Если бы не помощь Ларисы и Филиппа, Ангелина бы, конечно, ни за что не справилась с этими двойными похоронами: она действительно как-то крепко надломилась за последние дни. Ну а могло ли быть иначе? Она ведь потеряла все, что имела в этой жизни, — свою единственную кровную дочь! Безусловно, у нее остались все те, как было принято говорить, пять, а на самом деле куда больше: те девочки, а теперь уже в большинстве зрелые женщины, которых она когда-то тоже назвала своими дочерьми, — так уж ей нравилось обращаться к тем, кто попадал под ее опеку, но все-таки не она их рожала, а это, оказывается, на самом деле очень важно.

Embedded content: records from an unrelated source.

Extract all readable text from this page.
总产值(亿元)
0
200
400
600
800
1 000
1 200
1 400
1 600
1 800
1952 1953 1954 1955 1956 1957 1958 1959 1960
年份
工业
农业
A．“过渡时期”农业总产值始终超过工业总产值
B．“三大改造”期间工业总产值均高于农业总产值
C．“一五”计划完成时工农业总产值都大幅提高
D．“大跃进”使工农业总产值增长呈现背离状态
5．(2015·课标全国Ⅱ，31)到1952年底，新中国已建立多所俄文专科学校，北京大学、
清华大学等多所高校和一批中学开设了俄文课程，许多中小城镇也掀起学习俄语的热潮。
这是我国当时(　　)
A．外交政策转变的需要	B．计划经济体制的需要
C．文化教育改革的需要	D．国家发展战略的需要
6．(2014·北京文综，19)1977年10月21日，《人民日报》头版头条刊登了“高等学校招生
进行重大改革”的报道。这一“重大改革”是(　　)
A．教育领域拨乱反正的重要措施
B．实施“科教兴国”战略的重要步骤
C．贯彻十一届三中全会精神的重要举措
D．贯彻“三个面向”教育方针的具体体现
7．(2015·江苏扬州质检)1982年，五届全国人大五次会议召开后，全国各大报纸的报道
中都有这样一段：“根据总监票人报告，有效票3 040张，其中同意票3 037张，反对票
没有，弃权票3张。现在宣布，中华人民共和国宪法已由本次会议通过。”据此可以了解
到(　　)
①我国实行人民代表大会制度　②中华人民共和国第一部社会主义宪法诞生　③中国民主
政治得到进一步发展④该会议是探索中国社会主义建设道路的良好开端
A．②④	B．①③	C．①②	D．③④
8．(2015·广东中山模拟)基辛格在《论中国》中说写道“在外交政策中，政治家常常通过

Большинство участников похорон, да и тех, кто постоянно звонит на радиостанции и заказывает песни ее дочери, знали ее бедную девочку только как идола российской эстрады. Наверное, им и в голову не могло прийти, что разухабистую Лялю Фенькину, ее несчастную доченьку, звали Людой, Людочкой, Лялечкой, что она очень любила сыр, сырки в глазури и малину.
Бывший муж Ангелины, криминальный авторитет Лазарь Вершков, оказывается, тоже был ей по-своему дорог, хотя и причинил ей ой как много зла, а по сути, просто сломал ей жизнь.
Лариса занималась всеми светскими приготовлениями, а Филя взял на себя решение остальных чисто похоронных вопросов. К сожалению, на протяжении всей церемонии оба гроба оставались закрытыми. А на что, собственно, там было смотреть? Фрагменты тел, как их называли эксперты, а скорее всего, никакие не фрагменты, а просто невесть что, — ну да ладно, что с них-то взять? Хоронить-то надо! Вот и набросали в полиэтиленовые мешки каких-то кусков.